Trystyn Berg, president of the UVic Curling Club, is out to suggest the opposite: that in almost every way, the sport offers the perfect pastime for the university student.
First, he says, its mental and strategic aspects, as well as its reputation as a thinking person’s game, complement the student lifestyle, which already requires endless amounts of planning and critical thinking.
“[Curling] is a sport where you’re always thinking. It allows its participants to get the strategies and develop short- and long-term planning skills that are useful to any student,” says Berg, president since 2009.
“The club is about getting students off campus and into a social environment where they are required to focus on a challenging game instead of schoolwork,” says Berg.
While curling may not come across as a physical sport on TV, Berg says the game also serves as a perfect activity for getting rid of high levels of stress students know all too well.
“When you’re piled up under assignments and studying, nothing feels better than throwing a couple of hard-hitters,” he says. “Curling is more physically demanding than it looks, and after all that sweeping and throwing and sliding, you feel a lot less stressed out by the end of a game.”
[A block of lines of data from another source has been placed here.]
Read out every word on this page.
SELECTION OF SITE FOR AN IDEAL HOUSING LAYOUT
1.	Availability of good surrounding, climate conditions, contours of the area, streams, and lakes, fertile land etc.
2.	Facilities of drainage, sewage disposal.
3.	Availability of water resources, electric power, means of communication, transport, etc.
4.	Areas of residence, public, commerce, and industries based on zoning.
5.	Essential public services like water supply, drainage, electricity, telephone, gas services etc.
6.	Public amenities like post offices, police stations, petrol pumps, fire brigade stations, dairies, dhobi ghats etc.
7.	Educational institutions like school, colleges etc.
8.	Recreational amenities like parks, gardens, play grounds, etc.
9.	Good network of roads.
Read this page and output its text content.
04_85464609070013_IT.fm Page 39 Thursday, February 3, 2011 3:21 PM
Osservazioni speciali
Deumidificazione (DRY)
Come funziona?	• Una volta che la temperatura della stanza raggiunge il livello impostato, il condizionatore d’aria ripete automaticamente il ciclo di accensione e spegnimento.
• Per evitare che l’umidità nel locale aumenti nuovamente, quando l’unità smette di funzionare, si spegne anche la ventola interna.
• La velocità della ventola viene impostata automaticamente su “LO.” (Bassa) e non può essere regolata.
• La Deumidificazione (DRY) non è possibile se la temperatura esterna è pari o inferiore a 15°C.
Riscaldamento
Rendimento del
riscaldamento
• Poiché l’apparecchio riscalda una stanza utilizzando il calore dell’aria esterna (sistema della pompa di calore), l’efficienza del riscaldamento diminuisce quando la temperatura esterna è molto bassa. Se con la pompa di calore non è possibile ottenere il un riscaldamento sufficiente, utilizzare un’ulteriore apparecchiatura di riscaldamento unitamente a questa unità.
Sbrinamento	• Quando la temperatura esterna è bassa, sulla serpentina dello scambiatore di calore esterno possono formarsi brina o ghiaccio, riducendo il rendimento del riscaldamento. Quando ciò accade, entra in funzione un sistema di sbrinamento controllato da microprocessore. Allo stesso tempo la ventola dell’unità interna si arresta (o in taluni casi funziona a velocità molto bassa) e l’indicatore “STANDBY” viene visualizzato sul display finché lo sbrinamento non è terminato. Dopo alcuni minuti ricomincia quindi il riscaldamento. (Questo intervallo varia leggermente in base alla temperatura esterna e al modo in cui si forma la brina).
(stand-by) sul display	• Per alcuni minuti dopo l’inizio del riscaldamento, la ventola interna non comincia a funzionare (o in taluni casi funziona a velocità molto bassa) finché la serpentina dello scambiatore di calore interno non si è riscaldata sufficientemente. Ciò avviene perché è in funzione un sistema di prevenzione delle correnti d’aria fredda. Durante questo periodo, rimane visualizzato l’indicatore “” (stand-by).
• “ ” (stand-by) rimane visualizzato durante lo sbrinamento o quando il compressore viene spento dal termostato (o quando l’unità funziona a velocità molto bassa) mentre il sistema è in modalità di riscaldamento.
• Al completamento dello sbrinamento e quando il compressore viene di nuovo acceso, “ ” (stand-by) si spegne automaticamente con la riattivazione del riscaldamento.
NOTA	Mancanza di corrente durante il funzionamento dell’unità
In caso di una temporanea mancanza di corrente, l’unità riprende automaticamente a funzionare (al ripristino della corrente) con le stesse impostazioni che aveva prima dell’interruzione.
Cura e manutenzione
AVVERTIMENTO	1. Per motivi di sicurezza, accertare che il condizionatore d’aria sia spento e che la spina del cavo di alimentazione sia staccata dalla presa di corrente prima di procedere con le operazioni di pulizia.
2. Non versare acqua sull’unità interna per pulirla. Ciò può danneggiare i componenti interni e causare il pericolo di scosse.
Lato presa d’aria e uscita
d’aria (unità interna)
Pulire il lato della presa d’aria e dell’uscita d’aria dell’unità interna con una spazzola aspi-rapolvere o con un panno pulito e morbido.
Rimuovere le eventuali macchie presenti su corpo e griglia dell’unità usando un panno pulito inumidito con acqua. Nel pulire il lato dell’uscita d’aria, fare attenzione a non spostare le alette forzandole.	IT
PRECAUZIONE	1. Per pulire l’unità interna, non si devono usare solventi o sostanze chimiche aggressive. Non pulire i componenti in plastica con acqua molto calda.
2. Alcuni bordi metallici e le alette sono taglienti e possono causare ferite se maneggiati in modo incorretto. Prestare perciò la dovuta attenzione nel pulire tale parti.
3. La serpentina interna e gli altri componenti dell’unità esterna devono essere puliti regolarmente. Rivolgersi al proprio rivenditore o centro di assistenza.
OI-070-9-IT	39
Students seeking a new hobby and possibly new friends will be pleased with the UVic Curling Club’s unique social dynamic. As a mostly recreational club that meets one night a week, it accommodates players of all levels, and those who come alone with no experience are introduced to the sport through a free group lesson. After players are grouped in teams of four, the club carries out its season in a round-robin format while continuing to welcome new players with free lessons. This gives students looking to meet people the perfect opportunity to do so, according to Berg.
The club divides its experienced players evenly among teams, so newcomers have the opportunity to learn the sport from skilled curlers — as well as win games.
“We try and balance the skill level between teams by giving each team an experienced player,” Berg says. “This way everyone has a mentor that can help them. The club is meant for all levels of experience, and we want to help everyone learn as much as they want.”
For experienced curlers, the club puts together teams to compete in friendlies against local clubs, like the Victoria Curling Club, and in inter-university matches. Next season, Berg hopes to recruit enough talent to have a team compete in the Canadian Interuniversity Sport (CIS) Canada West Playdowns, the winners of which compete at the Canadian Championship Events.
The club’s season ends on March 3 and will restart next September.
For fast-thinking, overstressed students seeking a new hobby or new friends, curling may offer the recreational fulfillment they can’t find anywhere else. “Just come try it,” Berg urges. “You can’t judge this sport until you’ve tried it.”